Charles Levens, Te Deum - Deus noster refugium

Charles Levens – Te Deum – Deus noster refugium
Sophie Landy et Sophie Pattey (dessus), Vincent Lièvre-Picard (haute-contre), Sébastien Obrecht (taille), Sébastien Brohier et Marduk Serrano (basse-tailles), Marcos Loureiro de Sa (basse), Sagittarius, choristes de l’Ensemble baroque Orfeo et Ensemble Vocal Arpège, orchestre baroque Les Passions, Michel Laplénie (direction).

Acheter ce disque sur Alapage – 19,60 € – HORTUS 060 – sorti le 30/04/2008.

Sorti de la psallette de La Major à Marseille, Charles Levens, après avoir « vicarié » à Vannes et Toulouse, devient – de 1738 à sa mort – maître de chapelle de la cathédrale de Bordeaux. Son œuvre, essentiellement religieuse, est tirée de l’oubli par Sagittarius, puisque c’est ici le second CD que consacre Michel Laplénie à ce compositeur (Charles Levens, 2 Messes des Morts, Lyra d’Arco, 2003).

Donné en 1758 pour l’entrée du Maréchal de Richelieu à Bordeaux, le Te Deum de Levens dû connaître un succès certain, puisqu’on le redonnait encore en août 1789 « pour remercier Dieu du calme qui ne règne pas encore dans ce royaume » ! L’œuvre témoigne des qualités indéniables de la musique qui pouvait se donner loin de Paris et de la Cour. Nous sommes toutefois en province, aussi les guerrières et triomphantes timbales et trompettes versaillaises font-elles défaut dès la noble simphonie introductive, et le renfort à la basse du serpent nous consolera peu de ce manque cruel.

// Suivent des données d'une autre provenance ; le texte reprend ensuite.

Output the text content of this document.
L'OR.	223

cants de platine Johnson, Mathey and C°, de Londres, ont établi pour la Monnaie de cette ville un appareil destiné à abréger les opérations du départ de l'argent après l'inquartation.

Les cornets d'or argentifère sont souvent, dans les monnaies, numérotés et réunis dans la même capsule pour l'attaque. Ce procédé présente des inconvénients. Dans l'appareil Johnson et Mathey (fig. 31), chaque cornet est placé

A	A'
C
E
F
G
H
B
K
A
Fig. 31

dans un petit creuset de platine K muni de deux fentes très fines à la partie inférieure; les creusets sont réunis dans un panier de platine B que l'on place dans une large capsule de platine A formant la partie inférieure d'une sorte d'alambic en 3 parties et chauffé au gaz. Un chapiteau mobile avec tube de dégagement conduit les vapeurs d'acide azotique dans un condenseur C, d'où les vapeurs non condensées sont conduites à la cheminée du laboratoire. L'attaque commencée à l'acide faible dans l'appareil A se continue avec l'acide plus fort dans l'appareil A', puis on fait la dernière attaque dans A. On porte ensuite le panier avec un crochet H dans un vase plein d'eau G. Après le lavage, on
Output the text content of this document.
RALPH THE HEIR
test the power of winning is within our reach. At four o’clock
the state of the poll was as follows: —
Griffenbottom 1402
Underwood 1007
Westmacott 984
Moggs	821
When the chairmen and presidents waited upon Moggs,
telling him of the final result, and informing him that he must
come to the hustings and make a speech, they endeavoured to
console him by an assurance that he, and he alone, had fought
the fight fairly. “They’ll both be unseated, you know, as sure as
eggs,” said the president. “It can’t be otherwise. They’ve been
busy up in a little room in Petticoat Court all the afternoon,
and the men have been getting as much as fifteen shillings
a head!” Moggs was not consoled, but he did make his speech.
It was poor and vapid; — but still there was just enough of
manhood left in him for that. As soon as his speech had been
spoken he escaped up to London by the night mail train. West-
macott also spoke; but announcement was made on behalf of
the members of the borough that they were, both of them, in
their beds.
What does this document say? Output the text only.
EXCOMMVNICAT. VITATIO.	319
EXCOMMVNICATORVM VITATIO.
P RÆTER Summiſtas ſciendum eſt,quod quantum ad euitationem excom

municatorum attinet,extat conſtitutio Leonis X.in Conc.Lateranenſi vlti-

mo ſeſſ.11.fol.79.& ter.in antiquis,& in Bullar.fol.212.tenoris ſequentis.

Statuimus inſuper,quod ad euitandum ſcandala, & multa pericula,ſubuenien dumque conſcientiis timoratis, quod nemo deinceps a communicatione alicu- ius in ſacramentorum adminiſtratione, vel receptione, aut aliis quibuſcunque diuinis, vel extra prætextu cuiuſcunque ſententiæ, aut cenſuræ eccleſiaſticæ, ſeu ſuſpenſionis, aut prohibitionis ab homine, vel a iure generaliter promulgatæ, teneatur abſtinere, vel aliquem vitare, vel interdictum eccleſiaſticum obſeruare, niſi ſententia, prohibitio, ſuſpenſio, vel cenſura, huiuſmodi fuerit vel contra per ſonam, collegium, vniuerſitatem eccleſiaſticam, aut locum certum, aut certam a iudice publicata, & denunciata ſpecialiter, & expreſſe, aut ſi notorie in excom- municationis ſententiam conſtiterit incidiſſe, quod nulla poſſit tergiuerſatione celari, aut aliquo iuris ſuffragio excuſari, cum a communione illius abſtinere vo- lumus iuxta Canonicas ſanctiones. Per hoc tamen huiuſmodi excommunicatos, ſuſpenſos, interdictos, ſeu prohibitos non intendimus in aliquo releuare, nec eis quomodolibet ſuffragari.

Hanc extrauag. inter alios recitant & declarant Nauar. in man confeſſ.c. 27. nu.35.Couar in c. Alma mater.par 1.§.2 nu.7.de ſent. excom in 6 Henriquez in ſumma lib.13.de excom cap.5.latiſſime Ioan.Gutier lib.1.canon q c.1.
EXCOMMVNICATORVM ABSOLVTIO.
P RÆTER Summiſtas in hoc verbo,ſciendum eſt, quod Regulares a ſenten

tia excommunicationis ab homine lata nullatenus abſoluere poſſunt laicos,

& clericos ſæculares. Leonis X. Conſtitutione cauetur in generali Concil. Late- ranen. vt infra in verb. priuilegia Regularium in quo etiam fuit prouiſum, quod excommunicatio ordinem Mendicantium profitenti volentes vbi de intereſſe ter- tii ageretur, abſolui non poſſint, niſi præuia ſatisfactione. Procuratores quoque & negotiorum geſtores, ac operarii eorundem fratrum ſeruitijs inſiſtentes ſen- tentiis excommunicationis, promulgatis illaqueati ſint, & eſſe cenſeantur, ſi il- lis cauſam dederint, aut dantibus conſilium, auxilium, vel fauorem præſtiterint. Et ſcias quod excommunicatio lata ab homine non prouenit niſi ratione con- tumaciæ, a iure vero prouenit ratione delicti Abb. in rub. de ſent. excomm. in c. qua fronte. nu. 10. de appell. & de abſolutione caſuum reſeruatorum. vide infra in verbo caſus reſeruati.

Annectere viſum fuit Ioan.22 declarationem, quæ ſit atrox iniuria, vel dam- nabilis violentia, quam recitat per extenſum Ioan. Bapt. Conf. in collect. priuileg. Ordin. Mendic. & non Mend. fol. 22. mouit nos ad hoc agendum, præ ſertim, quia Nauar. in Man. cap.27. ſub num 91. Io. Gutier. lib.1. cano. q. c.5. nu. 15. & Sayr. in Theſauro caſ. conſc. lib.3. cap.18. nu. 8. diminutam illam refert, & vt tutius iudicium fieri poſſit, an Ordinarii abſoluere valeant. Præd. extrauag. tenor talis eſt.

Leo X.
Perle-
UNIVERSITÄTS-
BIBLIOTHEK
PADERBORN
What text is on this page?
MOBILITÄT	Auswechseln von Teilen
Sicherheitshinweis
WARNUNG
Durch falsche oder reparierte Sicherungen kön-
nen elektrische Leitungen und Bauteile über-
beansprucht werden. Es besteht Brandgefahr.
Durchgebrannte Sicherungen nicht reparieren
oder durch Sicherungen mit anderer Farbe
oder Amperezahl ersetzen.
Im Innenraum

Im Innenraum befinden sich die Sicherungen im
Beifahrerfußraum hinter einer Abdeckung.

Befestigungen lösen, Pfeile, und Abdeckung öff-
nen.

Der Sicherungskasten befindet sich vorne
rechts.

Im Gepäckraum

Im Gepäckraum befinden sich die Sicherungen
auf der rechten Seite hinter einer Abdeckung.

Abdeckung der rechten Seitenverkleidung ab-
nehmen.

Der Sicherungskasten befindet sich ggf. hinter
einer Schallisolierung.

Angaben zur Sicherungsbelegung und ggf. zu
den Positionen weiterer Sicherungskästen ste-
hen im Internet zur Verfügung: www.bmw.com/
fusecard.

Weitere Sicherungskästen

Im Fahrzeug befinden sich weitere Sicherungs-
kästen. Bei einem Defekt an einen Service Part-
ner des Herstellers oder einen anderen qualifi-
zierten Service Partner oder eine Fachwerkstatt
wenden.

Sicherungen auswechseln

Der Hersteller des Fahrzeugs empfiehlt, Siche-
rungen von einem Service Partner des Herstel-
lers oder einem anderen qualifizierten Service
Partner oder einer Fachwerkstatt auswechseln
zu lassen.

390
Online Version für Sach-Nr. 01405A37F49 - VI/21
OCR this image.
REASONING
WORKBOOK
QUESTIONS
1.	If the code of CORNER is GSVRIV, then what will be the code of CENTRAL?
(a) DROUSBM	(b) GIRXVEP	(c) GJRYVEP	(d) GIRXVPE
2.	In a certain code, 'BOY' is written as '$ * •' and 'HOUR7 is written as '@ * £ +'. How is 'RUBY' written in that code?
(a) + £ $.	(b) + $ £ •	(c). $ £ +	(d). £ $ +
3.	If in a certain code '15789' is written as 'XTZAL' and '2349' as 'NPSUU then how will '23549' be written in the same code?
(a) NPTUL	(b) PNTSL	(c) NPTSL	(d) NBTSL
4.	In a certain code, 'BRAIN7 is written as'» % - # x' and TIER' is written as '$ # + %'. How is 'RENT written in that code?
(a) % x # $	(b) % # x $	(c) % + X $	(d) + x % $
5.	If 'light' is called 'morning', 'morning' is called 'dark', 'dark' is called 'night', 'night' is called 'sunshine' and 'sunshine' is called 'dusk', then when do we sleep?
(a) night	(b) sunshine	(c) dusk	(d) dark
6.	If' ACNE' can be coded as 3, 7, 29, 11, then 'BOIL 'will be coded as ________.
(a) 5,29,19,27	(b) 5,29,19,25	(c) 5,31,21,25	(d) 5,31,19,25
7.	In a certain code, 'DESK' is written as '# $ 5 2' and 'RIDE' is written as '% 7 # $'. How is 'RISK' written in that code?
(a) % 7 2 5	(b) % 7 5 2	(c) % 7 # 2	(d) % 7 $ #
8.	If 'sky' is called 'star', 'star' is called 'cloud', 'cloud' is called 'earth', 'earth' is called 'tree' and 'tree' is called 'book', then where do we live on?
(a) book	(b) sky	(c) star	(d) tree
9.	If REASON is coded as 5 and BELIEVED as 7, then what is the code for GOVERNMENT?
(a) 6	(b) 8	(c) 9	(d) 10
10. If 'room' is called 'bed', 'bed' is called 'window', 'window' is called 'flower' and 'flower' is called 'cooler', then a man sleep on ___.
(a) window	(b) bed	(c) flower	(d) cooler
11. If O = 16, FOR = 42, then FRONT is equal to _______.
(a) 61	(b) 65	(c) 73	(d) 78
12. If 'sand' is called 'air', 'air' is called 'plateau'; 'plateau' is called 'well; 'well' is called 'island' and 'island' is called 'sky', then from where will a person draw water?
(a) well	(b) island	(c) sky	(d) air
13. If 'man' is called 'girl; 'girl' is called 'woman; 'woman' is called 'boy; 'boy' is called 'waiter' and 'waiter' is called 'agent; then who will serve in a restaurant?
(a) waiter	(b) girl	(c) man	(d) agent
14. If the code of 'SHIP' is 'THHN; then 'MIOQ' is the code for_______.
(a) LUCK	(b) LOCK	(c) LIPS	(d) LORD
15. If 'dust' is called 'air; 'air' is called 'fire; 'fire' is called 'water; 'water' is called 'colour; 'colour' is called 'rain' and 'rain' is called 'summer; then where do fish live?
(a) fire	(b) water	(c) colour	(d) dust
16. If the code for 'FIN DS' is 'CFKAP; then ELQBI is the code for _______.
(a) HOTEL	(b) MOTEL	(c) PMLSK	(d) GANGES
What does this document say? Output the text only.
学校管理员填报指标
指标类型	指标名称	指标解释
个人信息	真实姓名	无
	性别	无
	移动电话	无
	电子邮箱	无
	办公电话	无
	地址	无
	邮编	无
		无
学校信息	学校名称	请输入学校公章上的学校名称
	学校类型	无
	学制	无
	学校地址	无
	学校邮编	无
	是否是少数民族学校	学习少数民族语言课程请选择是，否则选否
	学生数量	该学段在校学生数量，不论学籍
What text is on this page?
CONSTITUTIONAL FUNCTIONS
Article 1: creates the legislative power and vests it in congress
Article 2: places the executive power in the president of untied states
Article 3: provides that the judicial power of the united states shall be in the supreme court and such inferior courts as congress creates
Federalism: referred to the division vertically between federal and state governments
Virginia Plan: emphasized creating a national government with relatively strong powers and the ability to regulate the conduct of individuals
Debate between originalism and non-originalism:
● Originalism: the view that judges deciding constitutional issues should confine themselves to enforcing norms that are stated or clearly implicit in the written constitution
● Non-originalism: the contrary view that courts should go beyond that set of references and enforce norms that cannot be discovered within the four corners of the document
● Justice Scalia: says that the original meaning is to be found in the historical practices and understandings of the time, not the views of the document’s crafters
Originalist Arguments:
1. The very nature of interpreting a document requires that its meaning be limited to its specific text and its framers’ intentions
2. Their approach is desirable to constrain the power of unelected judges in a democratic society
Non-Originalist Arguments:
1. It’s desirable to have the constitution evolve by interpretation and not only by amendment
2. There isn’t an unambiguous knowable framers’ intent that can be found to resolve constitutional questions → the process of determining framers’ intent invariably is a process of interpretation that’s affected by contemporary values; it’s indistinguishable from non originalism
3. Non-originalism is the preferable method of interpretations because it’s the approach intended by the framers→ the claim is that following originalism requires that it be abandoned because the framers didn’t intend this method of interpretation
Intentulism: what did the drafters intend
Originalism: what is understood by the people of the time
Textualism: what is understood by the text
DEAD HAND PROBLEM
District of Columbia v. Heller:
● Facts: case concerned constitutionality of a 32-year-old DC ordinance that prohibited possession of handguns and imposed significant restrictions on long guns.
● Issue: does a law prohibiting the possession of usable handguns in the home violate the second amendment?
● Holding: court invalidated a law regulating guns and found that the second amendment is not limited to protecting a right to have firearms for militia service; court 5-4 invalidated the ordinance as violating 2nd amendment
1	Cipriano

L’admirable cohésion de l’orchestre et l’engagement enthousiaste de la masse chorale concourent toutefois à la majesté de l’œuvre, majesté à laquelle collaborent avec franchise les solistes sagittariens : noblesse un peu froide de Vincent Lièvre-Picard (Te Deum laudamus), aisance ornementale comme rythmique de Sophie Pattey (Tu Rex gloriæ mais les aigus y perdent en clarté), ; mentions toutes spéciales pour la générosité puissante vraiment saisissante de la basse Marcos Loureiro de Sa (Tu Rex gloriæ et le superbe Salvum fac populum) ainsi que pour le jeune timbre chaleureux de la taille Sébastien Obrecht (Pleni sunt cœli). L’œuvre se termine par un vrai moment de pure grâce par le trio vocal des hommes (Dignare, Domine, die isto), avant la conclusion fuguée – obligée du genre – par un chœur volontaire quoique toujours un peu flou (In te, Domine, speravi).

Au Te Deum fait suite le grand motet Deus noster refugium sur le Psaume 45, qui eut les honneurs de la Cour et du Concert spirituel. Fidèle à l’évolution du grand motet français après Lalande, le psaume s’orne des ors de l’Opéra : un tremblement de terre par un trio vocal des basses (Propterea non timebimus, dum turbatitur terra) dont les beaux débordements d’énergie se font quelque peu au détriment de la précision ; plusieurs tempêtes rendues par les vagues du chœur (Sonuerunt et turbatæ sunt aquæ eorum et Conturbatæ sunt). Plus encore que dans le Te Deum, on y sent l’influence prégnante de l’école provençale : la parenté avec Campra ou Gilles apparaît indéniable. Souhaitons donc que d’autres enregistrements nous fassent mieux connaître leur petit cousin bordelais.